I leaned toward the television and tried to see into the cage. It was dark. Then the water seemed to explode. I saw round eyes and a shadow of fins, and then, with a clattering on the steel of the cage, a tiger shark charged and came halfway through the bars. The divers swam for the gate, shouts bubbling from their mouths as they slapped their hands against the cage.

“My God, aren’t they beautiful?” Brett said. She held up her phone and took a photograph. She captioned the photograph with #sharkweek. She added many mentions.

“Look how they use their teeth,” I said. “Actually, don’t look. McHale may lose a hand.” Brett was watching, fascinated. I got up to make the guacamole and poured another IPA in a pint glass, then poured one for Brett.

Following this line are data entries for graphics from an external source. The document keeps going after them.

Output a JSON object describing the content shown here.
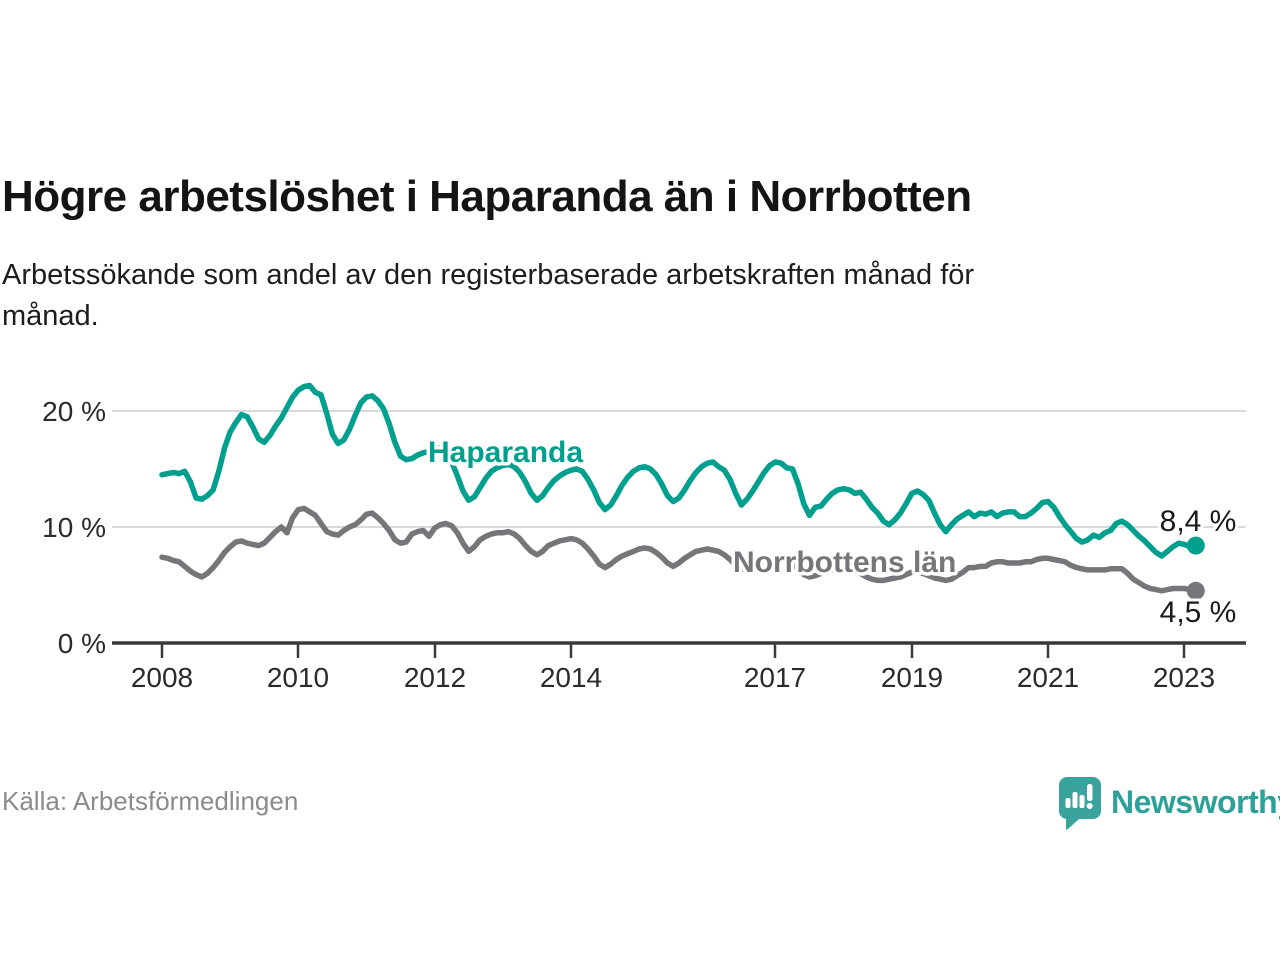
{
  "header": {
    "title": "Högre arbetslöshet i Haparanda än i Norrbotten",
    "subtitle": "Arbetssökande som andel av den registerbaserade arbetskraften månad för månad."
  },
  "footer": {
    "source": "Källa: Arbetsförmedlingen",
    "brand": "Newsworthy"
  },
  "colors": {
    "haparanda": "#009f8e",
    "norrbotten": "#76767a",
    "grid": "#d9d9d9",
    "axis": "#3a3a3e",
    "logo_teal": "#3ba39d"
  },
  "chart_data": {
    "type": "line",
    "title": "Högre arbetslöshet i Haparanda än i Norrbotten",
    "subtitle": "Arbetssökande som andel av den registerbaserade arbetskraften månad för månad.",
    "unit": "percent of registered labour force",
    "x_start": "2008-01",
    "x_end": "2023-03",
    "x_frequency": "monthly",
    "x_ticks": [
      "2008",
      "2010",
      "2012",
      "2014",
      "2017",
      "2019",
      "2021",
      "2023"
    ],
    "y_ticks": [
      "0 %",
      "10 %",
      "20 %"
    ],
    "y_gridlines": [
      0,
      10,
      20
    ],
    "ylim": [
      0,
      23
    ],
    "grid": "horizontal",
    "legend_position": "inline-labels",
    "series": [
      {
        "name": "Haparanda",
        "color": "#009f8e",
        "end_label": "8,4 %",
        "last_value": 8.4,
        "values": [
          14.5,
          14.6,
          14.7,
          14.6,
          14.8,
          13.9,
          12.5,
          12.4,
          12.7,
          13.2,
          14.8,
          16.8,
          18.2,
          19.0,
          19.7,
          19.5,
          18.6,
          17.6,
          17.3,
          17.9,
          18.7,
          19.4,
          20.3,
          21.2,
          21.8,
          22.1,
          22.2,
          21.6,
          21.4,
          19.8,
          18.0,
          17.2,
          17.5,
          18.4,
          19.6,
          20.7,
          21.2,
          21.3,
          20.9,
          20.2,
          18.9,
          17.3,
          16.1,
          15.8,
          15.9,
          16.2,
          16.4,
          16.5,
          16.7,
          16.8,
          16.4,
          15.6,
          14.4,
          13.1,
          12.3,
          12.6,
          13.4,
          14.2,
          14.8,
          15.1,
          15.3,
          15.4,
          15.2,
          14.7,
          13.9,
          12.9,
          12.3,
          12.7,
          13.4,
          14.0,
          14.4,
          14.7,
          14.9,
          15.0,
          14.8,
          14.1,
          13.2,
          12.1,
          11.5,
          11.9,
          12.7,
          13.6,
          14.3,
          14.8,
          15.1,
          15.2,
          15.0,
          14.5,
          13.7,
          12.7,
          12.2,
          12.5,
          13.2,
          14.0,
          14.7,
          15.2,
          15.5,
          15.6,
          15.2,
          14.9,
          14.1,
          12.9,
          11.9,
          12.4,
          13.1,
          13.9,
          14.7,
          15.3,
          15.6,
          15.5,
          15.1,
          15.0,
          13.7,
          12.0,
          11.0,
          11.7,
          11.8,
          12.4,
          12.9,
          13.2,
          13.3,
          13.2,
          12.9,
          13.0,
          12.4,
          11.7,
          11.2,
          10.5,
          10.2,
          10.6,
          11.2,
          12.0,
          12.9,
          13.1,
          12.8,
          12.3,
          11.2,
          10.2,
          9.6,
          10.2,
          10.7,
          11.0,
          11.3,
          10.9,
          11.2,
          11.1,
          11.3,
          10.9,
          11.2,
          11.3,
          11.3,
          10.9,
          10.9,
          11.2,
          11.6,
          12.1,
          12.2,
          11.7,
          10.9,
          10.2,
          9.6,
          9.0,
          8.7,
          8.9,
          9.3,
          9.1,
          9.5,
          9.7,
          10.3,
          10.5,
          10.2,
          9.7,
          9.2,
          8.8,
          8.3,
          7.8,
          7.5,
          7.9,
          8.3,
          8.6,
          8.5,
          8.3,
          8.4
        ]
      },
      {
        "name": "Norrbottens län",
        "color": "#76767a",
        "end_label": "4,5 %",
        "last_value": 4.5,
        "values": [
          7.4,
          7.3,
          7.1,
          7.0,
          6.6,
          6.2,
          5.9,
          5.7,
          6.0,
          6.5,
          7.1,
          7.8,
          8.3,
          8.7,
          8.8,
          8.6,
          8.5,
          8.4,
          8.6,
          9.1,
          9.6,
          10.0,
          9.5,
          10.8,
          11.5,
          11.6,
          11.3,
          11.0,
          10.3,
          9.6,
          9.4,
          9.3,
          9.7,
          10.0,
          10.2,
          10.6,
          11.1,
          11.2,
          10.8,
          10.3,
          9.7,
          8.9,
          8.6,
          8.7,
          9.4,
          9.6,
          9.7,
          9.2,
          9.9,
          10.2,
          10.3,
          10.1,
          9.5,
          8.6,
          7.9,
          8.3,
          8.9,
          9.2,
          9.4,
          9.5,
          9.5,
          9.6,
          9.4,
          9.0,
          8.4,
          7.9,
          7.6,
          7.9,
          8.4,
          8.6,
          8.8,
          8.9,
          9.0,
          8.9,
          8.6,
          8.1,
          7.5,
          6.8,
          6.5,
          6.8,
          7.2,
          7.5,
          7.7,
          7.9,
          8.1,
          8.2,
          8.1,
          7.8,
          7.4,
          6.9,
          6.6,
          6.9,
          7.3,
          7.6,
          7.9,
          8.0,
          8.1,
          8.0,
          7.9,
          7.6,
          7.2,
          6.7,
          6.4,
          6.3,
          6.6,
          6.8,
          7.0,
          7.1,
          7.2,
          7.2,
          7.0,
          6.8,
          6.4,
          5.9,
          5.7,
          5.8,
          6.0,
          6.2,
          6.3,
          6.4,
          6.5,
          6.4,
          6.2,
          6.0,
          5.7,
          5.5,
          5.4,
          5.4,
          5.5,
          5.6,
          5.7,
          5.9,
          6.1,
          6.1,
          6.0,
          5.8,
          5.6,
          5.5,
          5.4,
          5.5,
          5.8,
          6.1,
          6.5,
          6.5,
          6.6,
          6.6,
          6.9,
          7.0,
          7.0,
          6.9,
          6.9,
          6.9,
          7.0,
          7.0,
          7.2,
          7.3,
          7.3,
          7.2,
          7.1,
          7.0,
          6.7,
          6.5,
          6.4,
          6.3,
          6.3,
          6.3,
          6.3,
          6.4,
          6.4,
          6.4,
          6.0,
          5.5,
          5.2,
          4.9,
          4.7,
          4.6,
          4.5,
          4.6,
          4.7,
          4.7,
          4.7,
          4.6,
          4.5
        ]
      }
    ]
  }
}
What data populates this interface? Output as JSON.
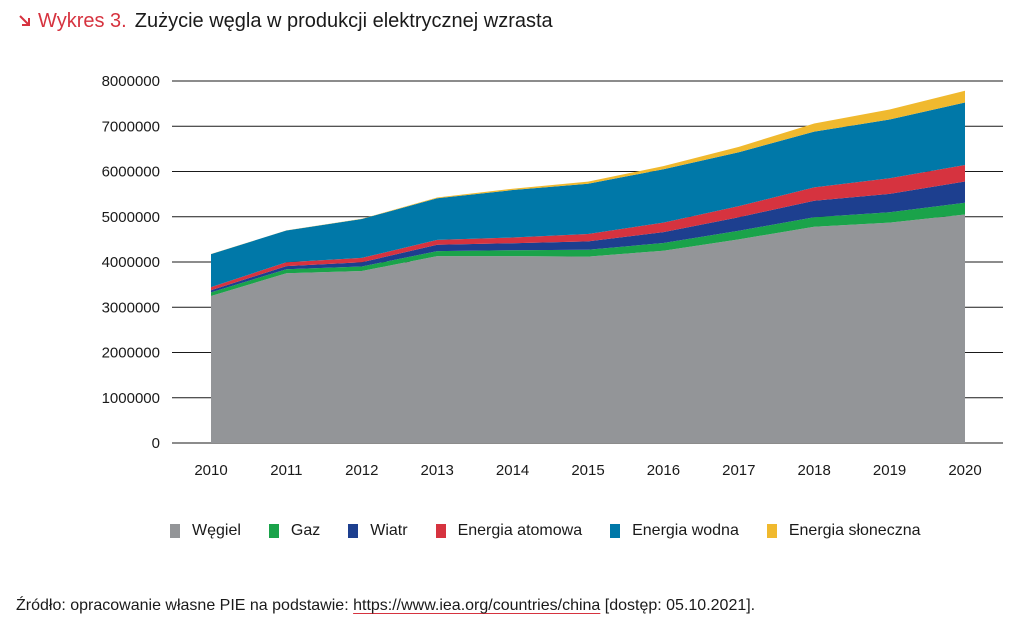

Brett came and put her hand on my arm.

“Don’t get drunk, Jake,” she said. “You don’t have to.”

“How do you know?” I asked.

“Don’t,” she said. “You’ll be all right.”

“I’m not getting drunk,” I said. “I’m just drinking an IPA. Trader Joe’s makes a decent IPA. A good balance of hops and sweet malt.”

“Don’t get drunk,” she said. “Jake, don’t get drunk.”

“Want to watch some more sharks?” I said. “Montoya can stream any episode from any Shark Week ever.”

“Right,” Brett said. “I haven’t seen Megalodon: The Monster Shark Lives. I should see Megalodon.

“I’ll finish this,” I said.

On the couch it was hot and bright. The room was too small for an eighty-six-inch screen. I sat beside Brett. I put my arm around her and she rested against me comfortably. It was very hot and bright, and the screen looked sharply white, the sun shining over a distant shark-filled sea.

“It’s fake,” I said. “It’s all fake. Megalodon, the race with the great white racing Michael Phelps, the cage with the celebrities getting chomped. It’s all bullshit. We’re watching fake sharks on someone else’s couch, and I don’t know how I’ll make rent next week.”

“Oh, Jake,” Brett said. “Don’t worry. I sent a pitch deck to Discovery Channel, Vineyard Vines, Airbnb, and other potential brand sponsors last week. They’ll all jump on the chance to align with the damned good time we’re having together.”

“Yes,” I said. “Isn’t it pretty to think so?”